ABSTRACT: What features should be used to classify text? Words, phrases, ngrams and their frequencies are often used because they are efficient to calculate and work quite well. Unlike other recent talks, I'm going to ignore background knowledge and rely solely on surface level features. Moreover, I am going to take an extreme perspective and consider a text feature to be a partially ordered set of substrings. For example, this abstract has the text feature '1:"classif", 2:"phrase", before(1,2)' occurring five times. In addition to words, phrases, and ngrams, this definition of a text feature includes all substrings and all subsequences. Partly because of this power, these text features have three problems. First, it is not practical to enumerate all such features. I address this problem using simpler feature types and kernels for support vector machines. Second, most of these features are nuisance features and will lead to spurious correlations. Third, the complex features may carry no extra information than is already available from single words. I try to address these last two problems empirically, but will only present preliminary evidence with some artificial and one real-world document collection.
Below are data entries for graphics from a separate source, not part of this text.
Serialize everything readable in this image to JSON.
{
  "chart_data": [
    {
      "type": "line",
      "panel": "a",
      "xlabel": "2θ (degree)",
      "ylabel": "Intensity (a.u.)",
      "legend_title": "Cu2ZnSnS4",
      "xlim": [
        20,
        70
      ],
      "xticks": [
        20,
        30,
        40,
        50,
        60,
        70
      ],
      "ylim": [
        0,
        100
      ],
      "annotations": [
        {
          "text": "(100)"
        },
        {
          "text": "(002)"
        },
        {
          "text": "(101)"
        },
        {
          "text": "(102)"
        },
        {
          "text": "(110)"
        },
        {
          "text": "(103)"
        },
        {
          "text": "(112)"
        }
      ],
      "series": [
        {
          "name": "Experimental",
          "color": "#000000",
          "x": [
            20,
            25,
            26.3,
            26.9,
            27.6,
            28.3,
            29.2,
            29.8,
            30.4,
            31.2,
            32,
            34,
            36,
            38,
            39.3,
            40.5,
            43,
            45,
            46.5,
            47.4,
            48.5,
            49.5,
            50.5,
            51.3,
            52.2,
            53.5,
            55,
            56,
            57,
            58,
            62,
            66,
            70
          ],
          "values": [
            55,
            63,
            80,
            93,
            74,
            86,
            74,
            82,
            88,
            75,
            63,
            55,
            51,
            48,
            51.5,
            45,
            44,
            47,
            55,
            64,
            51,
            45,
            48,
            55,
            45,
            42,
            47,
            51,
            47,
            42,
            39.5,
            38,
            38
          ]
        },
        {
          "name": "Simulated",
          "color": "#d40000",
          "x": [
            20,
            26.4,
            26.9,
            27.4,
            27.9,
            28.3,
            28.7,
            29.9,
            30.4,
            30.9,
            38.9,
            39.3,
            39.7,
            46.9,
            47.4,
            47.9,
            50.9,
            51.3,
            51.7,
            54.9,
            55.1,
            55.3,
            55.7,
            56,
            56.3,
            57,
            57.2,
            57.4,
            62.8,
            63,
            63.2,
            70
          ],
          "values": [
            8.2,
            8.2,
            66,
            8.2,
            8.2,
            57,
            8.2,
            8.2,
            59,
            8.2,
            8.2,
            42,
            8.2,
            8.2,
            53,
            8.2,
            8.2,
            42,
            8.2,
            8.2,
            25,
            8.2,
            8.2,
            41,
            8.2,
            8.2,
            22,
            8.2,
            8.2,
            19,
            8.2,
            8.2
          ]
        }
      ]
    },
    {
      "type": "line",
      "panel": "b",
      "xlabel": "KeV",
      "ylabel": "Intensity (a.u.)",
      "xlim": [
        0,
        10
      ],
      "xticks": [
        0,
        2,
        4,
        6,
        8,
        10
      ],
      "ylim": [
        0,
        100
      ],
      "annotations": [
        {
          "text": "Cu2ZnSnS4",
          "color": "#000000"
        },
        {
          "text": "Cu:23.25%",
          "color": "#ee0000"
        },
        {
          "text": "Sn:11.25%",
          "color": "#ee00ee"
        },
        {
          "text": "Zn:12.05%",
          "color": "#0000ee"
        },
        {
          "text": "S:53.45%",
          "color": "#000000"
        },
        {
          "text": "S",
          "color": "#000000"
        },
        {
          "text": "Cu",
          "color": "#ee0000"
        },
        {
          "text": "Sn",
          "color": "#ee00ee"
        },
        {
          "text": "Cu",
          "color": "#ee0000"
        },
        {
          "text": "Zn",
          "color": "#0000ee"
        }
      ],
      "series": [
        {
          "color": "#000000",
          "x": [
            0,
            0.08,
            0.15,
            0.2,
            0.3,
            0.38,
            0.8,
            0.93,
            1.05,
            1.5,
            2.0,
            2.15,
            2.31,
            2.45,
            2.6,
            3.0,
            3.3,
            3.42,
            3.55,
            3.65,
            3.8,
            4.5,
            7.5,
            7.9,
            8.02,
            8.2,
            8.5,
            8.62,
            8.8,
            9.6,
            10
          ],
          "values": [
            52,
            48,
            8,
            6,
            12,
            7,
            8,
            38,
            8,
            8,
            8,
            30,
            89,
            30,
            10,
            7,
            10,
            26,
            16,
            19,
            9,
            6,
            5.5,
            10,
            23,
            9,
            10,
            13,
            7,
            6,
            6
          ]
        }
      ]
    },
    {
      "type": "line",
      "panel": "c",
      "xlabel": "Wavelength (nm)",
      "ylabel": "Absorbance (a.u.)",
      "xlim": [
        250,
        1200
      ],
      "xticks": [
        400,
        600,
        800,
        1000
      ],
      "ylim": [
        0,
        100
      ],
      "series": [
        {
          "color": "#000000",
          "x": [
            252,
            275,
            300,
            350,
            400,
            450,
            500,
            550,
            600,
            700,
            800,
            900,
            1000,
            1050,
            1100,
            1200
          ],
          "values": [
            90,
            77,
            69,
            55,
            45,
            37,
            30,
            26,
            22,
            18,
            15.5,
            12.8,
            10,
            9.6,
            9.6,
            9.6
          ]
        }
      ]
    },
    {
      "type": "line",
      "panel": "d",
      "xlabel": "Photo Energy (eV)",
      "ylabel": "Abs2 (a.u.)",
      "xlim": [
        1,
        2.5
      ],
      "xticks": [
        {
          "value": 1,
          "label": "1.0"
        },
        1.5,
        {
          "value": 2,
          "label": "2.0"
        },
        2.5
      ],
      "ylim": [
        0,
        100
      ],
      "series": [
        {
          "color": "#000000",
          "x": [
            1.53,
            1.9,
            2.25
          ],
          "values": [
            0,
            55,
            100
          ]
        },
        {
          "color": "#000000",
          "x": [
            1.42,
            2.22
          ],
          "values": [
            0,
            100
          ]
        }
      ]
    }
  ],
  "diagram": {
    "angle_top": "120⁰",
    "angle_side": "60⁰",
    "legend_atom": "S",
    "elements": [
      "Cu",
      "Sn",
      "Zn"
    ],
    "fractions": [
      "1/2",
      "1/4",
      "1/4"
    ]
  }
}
SPEAKER: Nathalie Japkowicz, School of Information Technology and Engineering,
University of Ottawa

DATE: Thursday 30th November , 2000

TITLE: A Combination Scheme for Learning from Imbalanced Data Sets

ABSTRACT: When learning algorithms designed to maximize accuracy are presented with class imbalanced data sets, they typically produce biased classifiers which have high predictive accuracy over the over represented class, but low predictive accuracy over the under represented class. Several methods have previously been proposed to address this problem including methods that compensate for the asymmetry in the training set and methods that ignore this asymmetry. This talk is concerned with methods that compensate for the class imbalance. In particular, it addresses the problem of how to tune these methods optimally. In a first part, I will present an experimental study designed to derive optimal parameters in domains of increasing complexity and increasing imbalances. I will show how different tunings of our compensation approach yield different solutions to our classification problems, thus suggesting that a combination approach may be more effective than the use of a single classifier with optimal tuning. The second part of the talk will present the combination scheme that we proposed as well as the results it yielded on a text classification task.

SPEAKER: Petko Valtchev (Rokia Missaoui & Pierre Lebrun), Universite du Quebec a Montreal

DATE: Thursday 7th December, 2000

TITLE: A Partition-based Approach Towards Building Galois (concept) Lattices

ABSTRACT: Galois lattices and formal concept analysis of binary relations have attracted significant attention as they proved useful in the resolution of many problems of theoretical or practical interest. Recent applications, especially in data mining and software engineering, put the emphasis on the need for both efficient and flexible algorithms to build the lattice. In this talk we present a novel approach for lattice building based on the apposition of binary relation fragments, previously used for visualization purposes. We extend the existing theory into a complete characterization of the global Galois (concept) lattice as a substructure of the direct product of the partial lattices related to both relation fragments. The structural properties underlie a procedure that extracts the global lattice from the direct product, and which is the basis for a full-scale divide-and-conquer lattice building algorithm. Our solution represents a unified framework for both incremental and batch approaches and therefore enables the design of novel algorithms implementing hybrid batch-incremental strategies, in a flexible, data-driven way. We then provide a complexity analysis together with some results about the practical performances of the algorithm. We also indicate a class of binary relations for which our algorithm outperforms some known lattice building methods and discuss the many-fold impact of our study on the current state of knowledge in the domain.